Vortex the cells in the remaining liquid for about 10 seconds, until they are not sticking to tube anymore, and you have a nice smooth, even, cell suspension.
Pipette the cells from the first cell suspension onto the appropriate pre-labelled LB-antibiotic plate (label with ‘pellet’ in addition to other info), spread plate as above. Repeat for the remaining samples and controls.
Incubate all plates at 37°C overnight.
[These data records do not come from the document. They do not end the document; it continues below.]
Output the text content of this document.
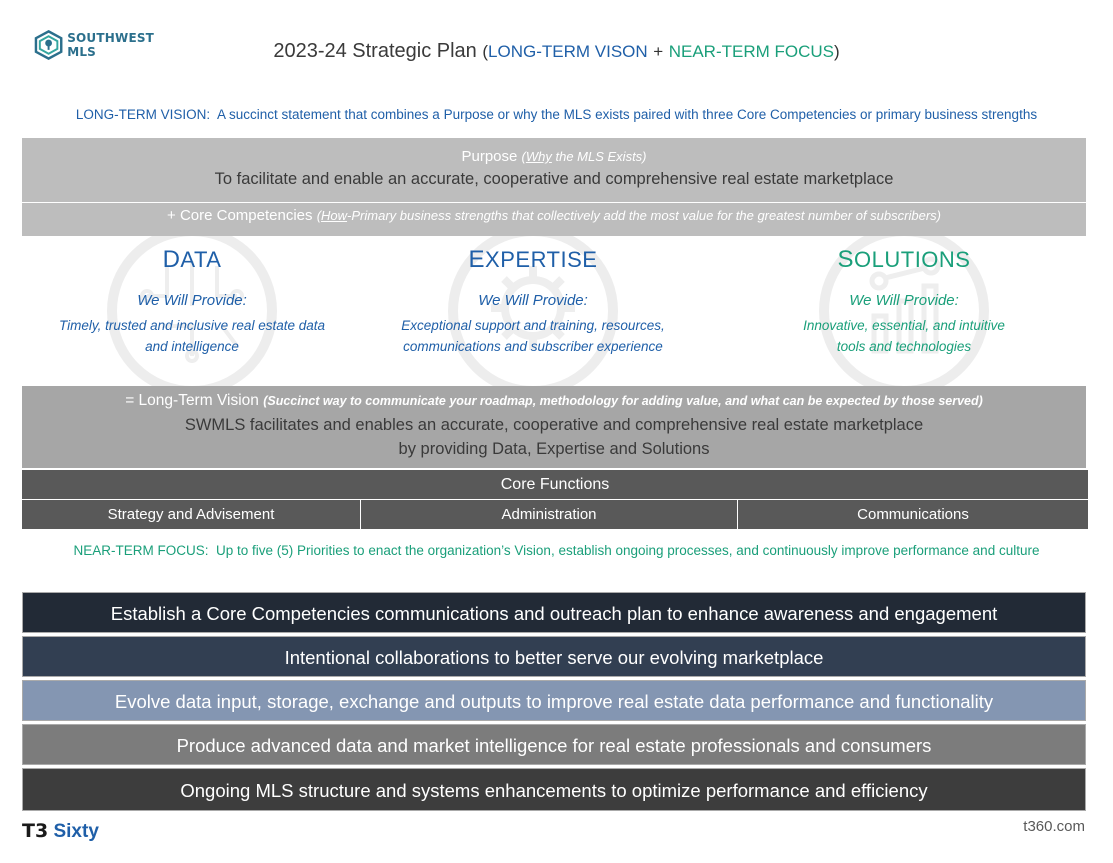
SOUTHWEST MLS	2023-24 Strategic Plan (LONG-TERM VISON + NEAR-TERM FOCUS)
LONG-TERM VISION: A succinct statement that combines a Purpose or why the MLS exists paired with three Core Competencies or primary business strengths
Purpose (Why the MLS Exists)
To facilitate and enable an accurate, cooperative and comprehensive real estate marketplace
+ Core Competencies (How-Primary business strengths that collectively add the most value for the greatest number of subscribers)
DATA
We Will Provide:
Timely, trusted and inclusive real estate data
and intelligence
EXPERTISE
We Will Provide:
Exceptional support and training, resources,
communications and subscriber experience
SOLUTIONS
We Will Provide:
Innovative, essential, and intuitive
tools and technologies
= Long-Term Vision (Succinct way to communicate your roadmap, methodology for adding value, and what can be expected by those served)
SWMLS facilitates and enables an accurate, cooperative and comprehensive real estate marketplace
by providing Data, Expertise and Solutions
Core Functions
Strategy and Advisement	Administration	Communications
NEAR-TERM FOCUS: Up to five (5) Priorities to enact the organization’s Vision, establish ongoing processes, and continuously improve performance and culture
Establish a Core Competencies communications and outreach plan to enhance awareness and engagement
Intentional collaborations to better serve our evolving marketplace
Evolve data input, storage, exchange and outputs to improve real estate data performance and functionality
Produce advanced data and market intelligence for real estate professionals and consumers
Ongoing MLS structure and systems enhancements to optimize performance and efficiency
T3 Sixty	t360.com
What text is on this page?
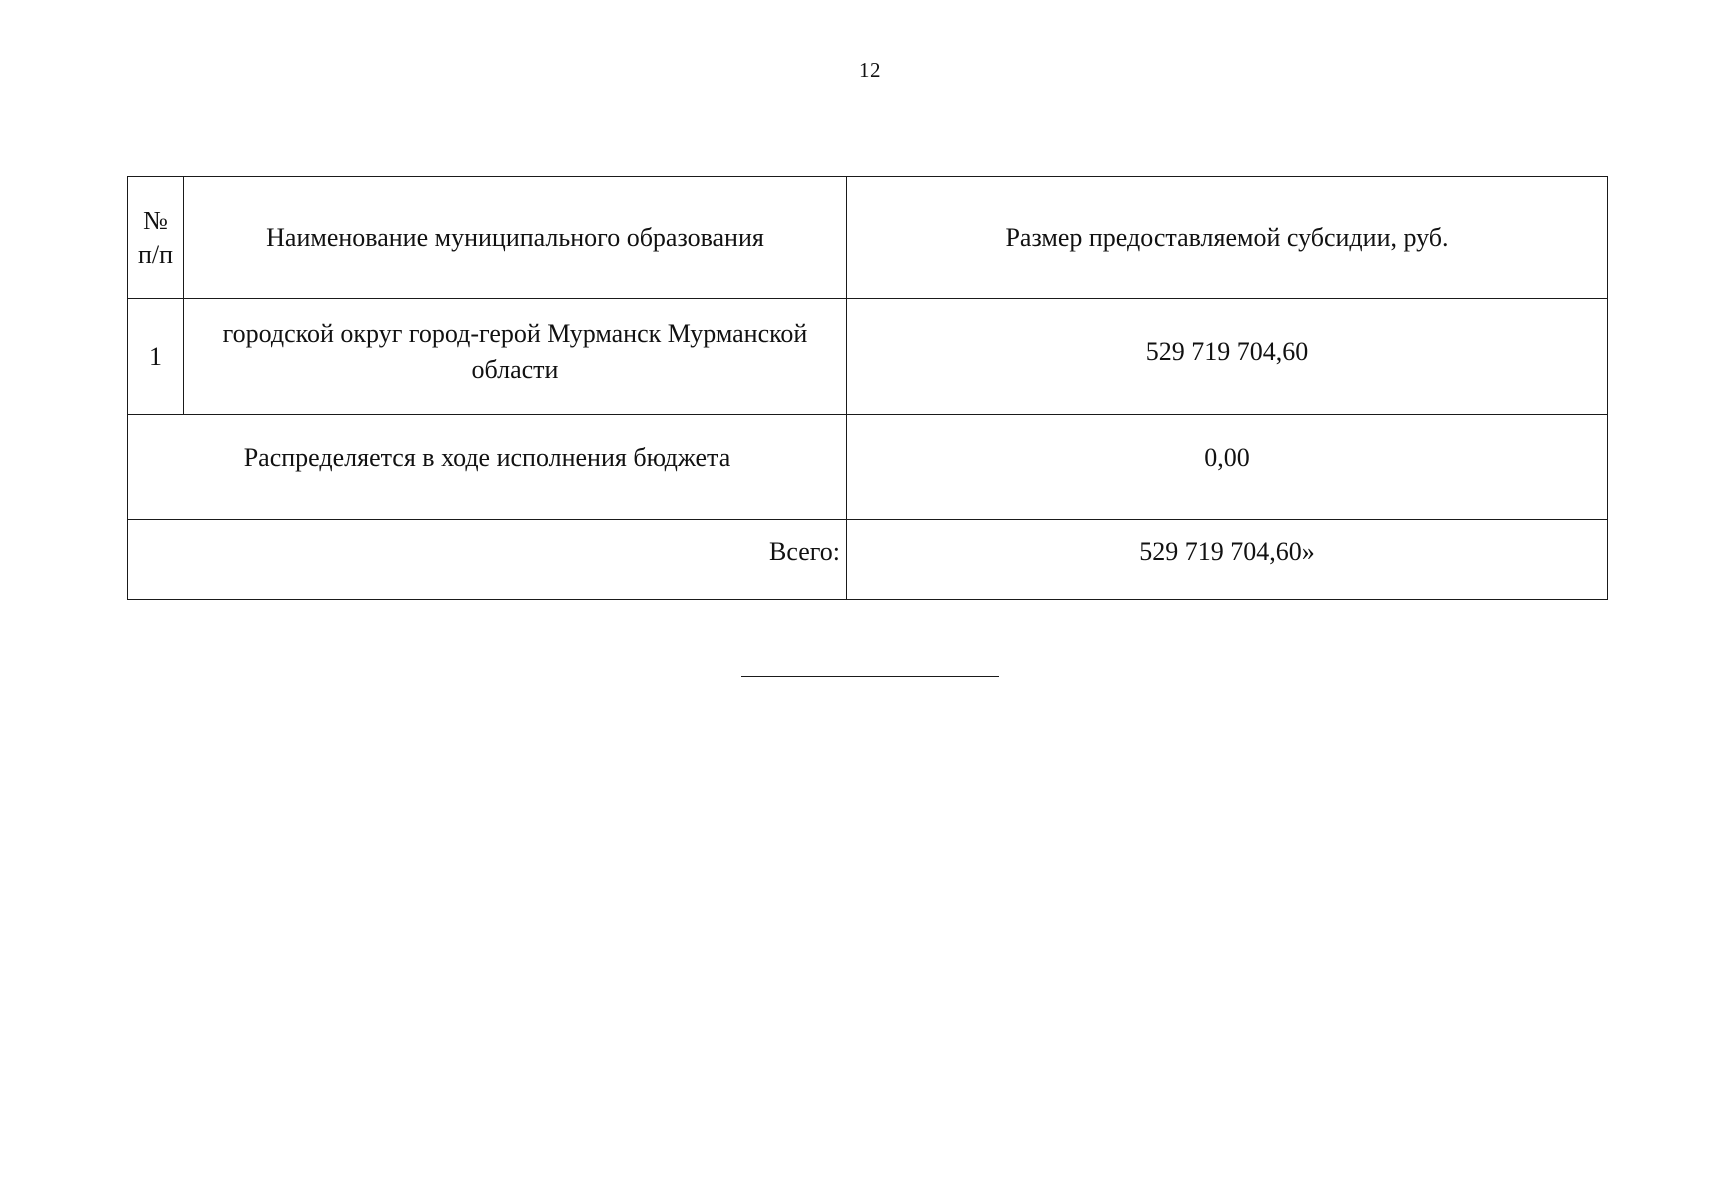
12
№ п/п	Наименование муниципального образования	Размер предоставляемой субсидии, руб.
1	городской округ город-герой Мурманск Мурманской области	529 719 704,60
Распределяется в ходе исполнения бюджета		0,00
Всего:		529 719 704,60»
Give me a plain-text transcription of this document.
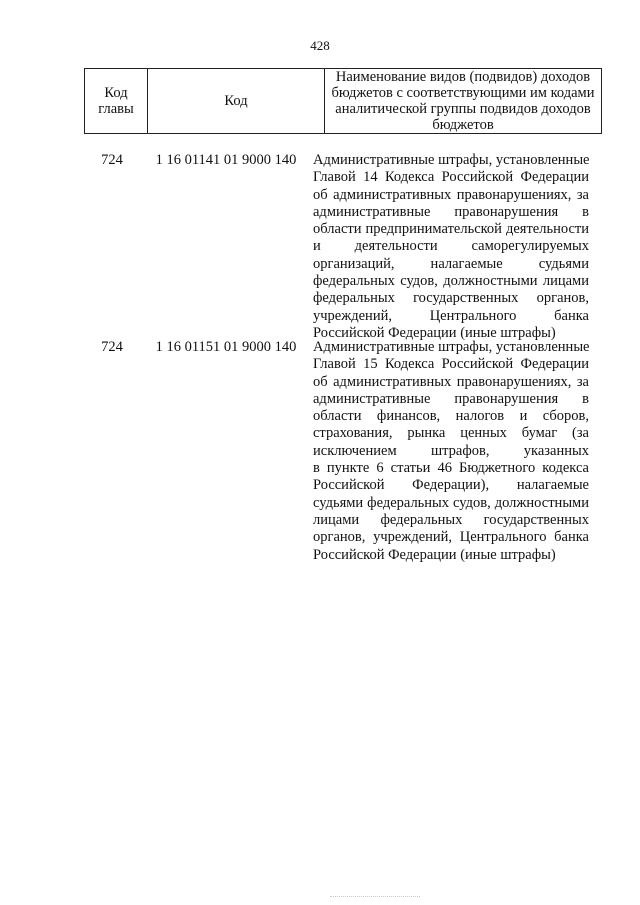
428
Код главы	Код	Наименование видов (подвидов) доходов бюджетов с соответствующими им кодами аналитической группы подвидов доходов бюджетов
724	1 16 01141 01 9000 140	Административные штрафы, установленные
Главой 14 Кодекса Российской Федерации
об административных правонарушениях, за
административные правонарушения в
области предпринимательской деятельности
и деятельности саморегулируемых
организаций, налагаемые судьями
федеральных судов, должностными лицами
федеральных государственных органов,
учреждений, Центрального банка
Российской Федерации (иные штрафы)
724	1 16 01151 01 9000 140	Административные штрафы, установленные
Главой 15 Кодекса Российской Федерации
об административных правонарушениях, за
административные правонарушения в
области финансов, налогов и сборов,
страхования, рынка ценных бумаг (за
исключением штрафов, указанных
в пункте 6 статьи 46 Бюджетного кодекса
Российской Федерации), налагаемые
судьями федеральных судов, должностными
лицами федеральных государственных
органов, учреждений, Центрального банка
Российской Федерации (иные штрафы)
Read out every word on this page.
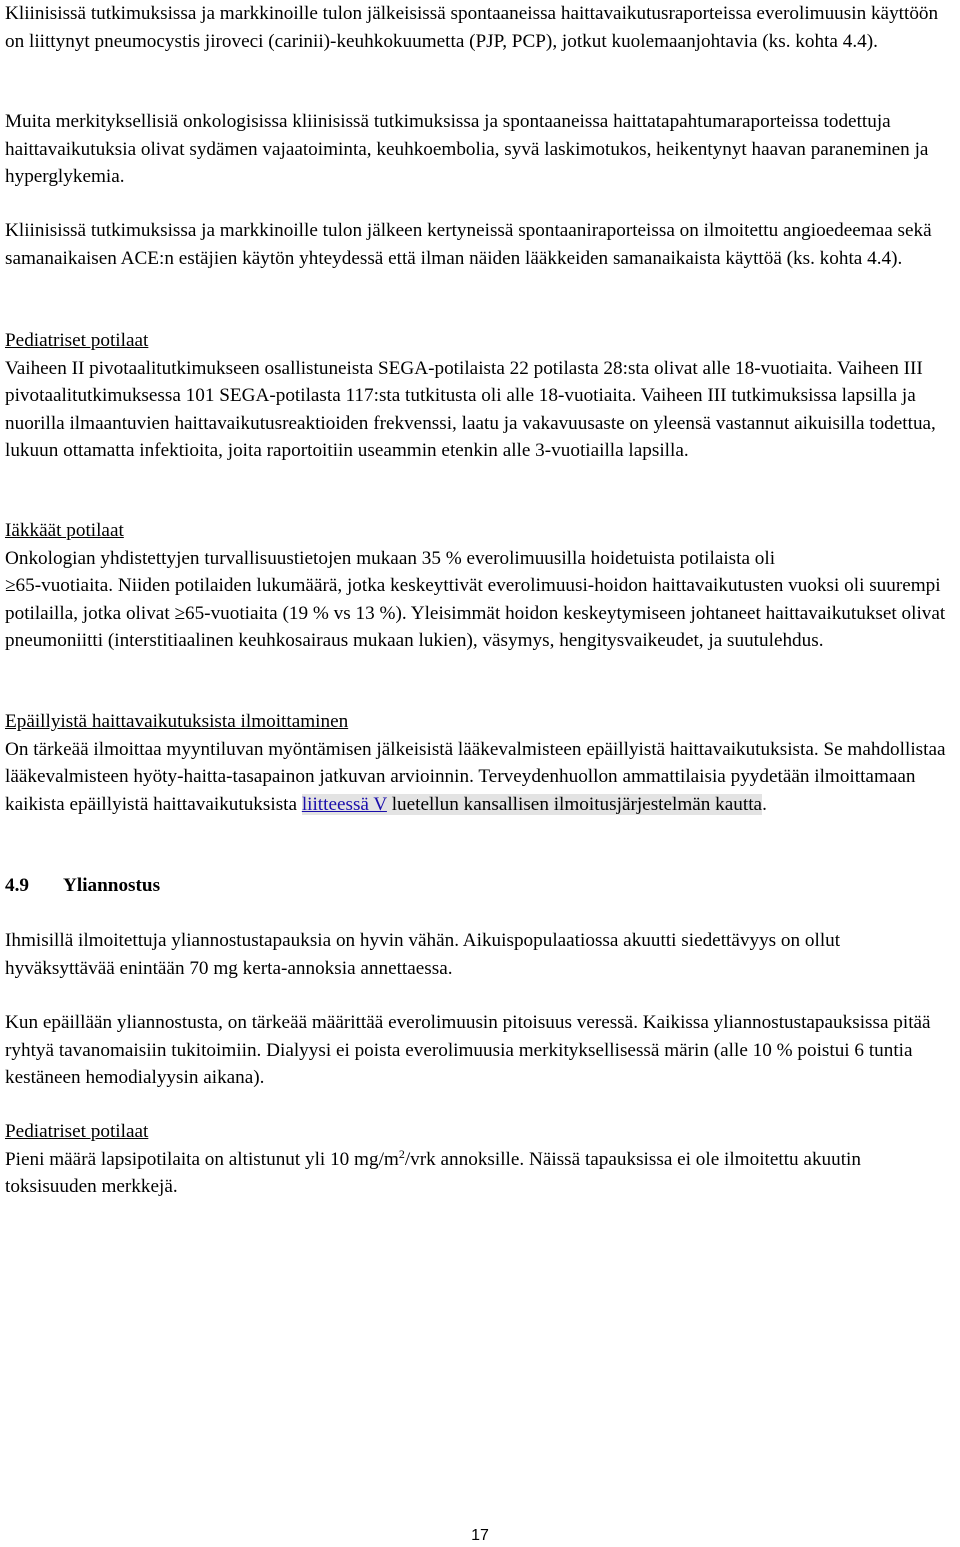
Kliinisissä tutkimuksissa ja markkinoille tulon jälkeisissä spontaaneissa haittavaikutusraporteissa everolimuusin käyttöön on liittynyt pneumocystis jiroveci (carinii)-keuhkokuumetta (PJP, PCP), jotkut kuolemaanjohtavia (ks. kohta 4.4).

Muita merkityksellisiä onkologisissa kliinisissä tutkimuksissa ja spontaaneissa haittatapahtumaraporteissa todettuja haittavaikutuksia olivat sydämen vajaatoiminta, keuhkoembolia, syvä laskimotukos, heikentynyt haavan paraneminen ja hyperglykemia.

Kliinisissä tutkimuksissa ja markkinoille tulon jälkeen kertyneissä spontaaniraporteissa on ilmoitettu angioedeemaa sekä samanaikaisen ACE:n estäjien käytön yhteydessä että ilman näiden lääkkeiden samanaikaista käyttöä (ks. kohta 4.4).

Pediatriset potilaat

Vaiheen II pivotaalitutkimukseen osallistuneista SEGA-potilaista 22 potilasta 28:sta olivat alle 18-vuotiaita. Vaiheen III pivotaalitutkimuksessa 101 SEGA-potilasta 117:sta tutkitusta oli alle 18-vuotiaita. Vaiheen III tutkimuksissa lapsilla ja nuorilla ilmaantuvien haittavaikutusreaktioiden frekvenssi, laatu ja vakavuusaste on yleensä vastannut aikuisilla todettua, lukuun ottamatta infektioita, joita raportoitiin useammin etenkin alle 3-vuotiailla lapsilla.

Iäkkäät potilaat

Onkologian yhdistettyjen turvallisuustietojen mukaan 35 % everolimuusilla hoidetuista potilaista oli

≥65-vuotiaita. Niiden potilaiden lukumäärä, jotka keskeyttivät everolimuusi-hoidon haittavaikutusten vuoksi oli suurempi potilailla, jotka olivat ≥65-vuotiaita (19 % vs 13 %). Yleisimmät hoidon keskeytymiseen johtaneet haittavaikutukset olivat pneumoniitti (interstitiaalinen keuhkosairaus mukaan lukien), väsymys, hengitysvaikeudet, ja suutulehdus.

Epäillyistä haittavaikutuksista ilmoittaminen

On tärkeää ilmoittaa myyntiluvan myöntämisen jälkeisistä lääkevalmisteen epäillyistä haittavaikutuksista. Se mahdollistaa lääkevalmisteen hyöty-haitta-tasapainon jatkuvan arvioinnin. Terveydenhuollon ammattilaisia pyydetään ilmoittamaan kaikista epäillyistä haittavaikutuksista liitteessä V luetellun kansallisen ilmoitusjärjestelmän kautta.

4.9 Yliannostus

Ihmisillä ilmoitettuja yliannostustapauksia on hyvin vähän. Aikuispopulaatiossa akuutti siedettävyys on ollut hyväksyttävää enintään 70 mg kerta-annoksia annettaessa.

Kun epäillään yliannostusta, on tärkeää määrittää everolimuusin pitoisuus veressä. Kaikissa yliannostustapauksissa pitää ryhtyä tavanomaisiin tukitoimiin. Dialyysi ei poista everolimuusia merkityksellisessä märin (alle 10 % poistui 6 tuntia kestäneen hemodialyysin aikana).

Pediatriset potilaat

Pieni määrä lapsipotilaita on altistunut yli 10 $mg/m^2$/vrk annoksille. Näissä tapauksissa ei ole ilmoitettu akuutin toksisuuden merkkejä.

17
Note that for some plasmids and ligations, it may be beneficial to instead try room temp for 2-3 days – this lowers the copy number of pUC type plasmids, and is useful to allow retrieval of clones that might be toxic to the host.

Overlap PCR Protocol

We used the lamp enzyme for this. There are two rounds of PCRs to achieve the overlap results.

For round 1:

For a 20 ul reaction system:

Reagent	Amounts (ul)
Lamp	10
DNA template A	1
DNA template B	1
Primer A F/R	0.8
Primer B F/R	0.8
ddH20	up to 20 ul*

*It’s written as up to 20 ul as depending on the number of DNA templates, the amount of ddH20 used may vary

Use gel electrophoresis to check if the results from the first round of PCR are what you want, if it is indeed what you want, purify the DNA out of the gel to prepare for the second round of PCR.

For round 2:

50 ul Reaction System:

Reagent	Amounts (ul)
Lamp	25
DNA template	2.5
Primer A F	2
Primer B R	2
ddH20	up to 50 ul*

Prepare this through the same series of steps as the ones written for round 1.

Use gel electrophoresis again and double check if the results are what you wanted. If so, purify the DNA out of the gel again and store for future use.